Маргоша навещала родной городок нечасто, в последние годы раз в пятилетку. Мать стыдилась ее чуждых манер и речей, «махания ногами» – так представляла чепуховую работу дочери, и говорила: «К твоим бы, Ритка, титехам да ляжки бы шире, а то, как драная кошка, ходишь». Не по расстоянию были далеки они друг от друга.

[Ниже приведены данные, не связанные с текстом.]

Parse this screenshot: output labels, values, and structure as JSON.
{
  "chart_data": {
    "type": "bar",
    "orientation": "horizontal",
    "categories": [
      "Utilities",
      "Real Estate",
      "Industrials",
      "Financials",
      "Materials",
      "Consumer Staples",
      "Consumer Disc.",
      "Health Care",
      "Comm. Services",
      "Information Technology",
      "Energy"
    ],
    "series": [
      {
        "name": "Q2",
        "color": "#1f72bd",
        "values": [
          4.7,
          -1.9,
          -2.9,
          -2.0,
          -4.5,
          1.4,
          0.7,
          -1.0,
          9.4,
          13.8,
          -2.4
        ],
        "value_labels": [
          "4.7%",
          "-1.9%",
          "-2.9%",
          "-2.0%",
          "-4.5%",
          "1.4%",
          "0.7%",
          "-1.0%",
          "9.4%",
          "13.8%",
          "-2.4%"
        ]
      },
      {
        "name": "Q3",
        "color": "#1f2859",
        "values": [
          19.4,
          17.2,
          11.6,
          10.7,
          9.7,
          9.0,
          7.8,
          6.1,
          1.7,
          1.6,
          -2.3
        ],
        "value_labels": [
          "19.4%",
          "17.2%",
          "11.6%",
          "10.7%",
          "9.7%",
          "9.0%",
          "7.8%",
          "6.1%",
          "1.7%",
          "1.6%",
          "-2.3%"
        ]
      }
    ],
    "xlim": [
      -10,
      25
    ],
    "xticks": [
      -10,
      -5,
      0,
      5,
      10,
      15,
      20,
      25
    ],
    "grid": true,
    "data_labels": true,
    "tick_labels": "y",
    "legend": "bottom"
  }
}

… Согласно честному предупреждению, «неотложка» приехала под утро. Усталый врач спросил: «Кто вы ему?» Маргоша, краснея, ответила свистящим шепотом: «С-с-соседка». Врач посмотрел на нее с подозрительной, показалось, усмешкой, и Маргоша с вызовом пояснила: «Да, соседка! Услышала стоны и помогла погибающему человеку». От обиды у нее поднялось давление, но не попросила проверить.
Кузьма полторы недели лежал с пневмонией в больнице, затем долечивался дома. Маргоша перешла из ведомства культуры в систему образования и начала вести танцевальные кружки в Доме пионеров. Деньги обещали те же, что и в театре, то есть маленькие, зато работа была интереснее, и свободного времени стало больше.
Время требовалось для ухода за соседом. Маргоша варила ему прозрачные бульоны, взбивала гоголь-моголь и старалась не накручивать себя замаячившей угрозой вылета из Богемы. Думала, помнит ли Нарышкин о нечаянном пробуждении своего младенческого инстинкта в ночь болезни, и любовалась, с какой ресторанной аккуратностью он ест. Что бы ни говорил о Кузьме доктор Штейнер, Маргоша убедилась – никакой он не debilis. Прекрасно сохранились в нем и династическое благородство, и аристократизм. Беляницкая потешалась над Кузьмой в театре, Маргоше передавали. Рассказывала скабрезные байки об их якобы связи. Еле сдерживая жгучую тягу исцарапать Людке ее подлую морду, Маргоша в минуты особенной ярости желала ей заочно всяких неудач вплоть до расстрела за спекуляцию. А заодно и Штейнеру… Сейчас же начинала ругать себя, жалела Якова Натановича, у которого отца с дядей расстреляли в 30-е по политической статье, и прощала неприкаянную, озлобленную одиночеством Беляницкую. Маргоша была такой же совсем недавно, а теперь без страха смотрела вперед. Пусть Кузьма не хватал с неба звезд, но ведь и она не хватала. Им обоим чего-то не хватало (ей, например, жилищной уверенности и ресниц).
В начале лета Маргоша сделала Кузьме предложение, сам бы не догадался. Они сыграли «богемскую» свадьбу. Беляницкую не обошли приглашением, но после она все равно разнесла, будто Маргоша подсуетилась потому, что ее намеревались выкинуть из общежития, а теперь по законному расчету поселилась в комнате Нарышкина в качестве семейного приложения.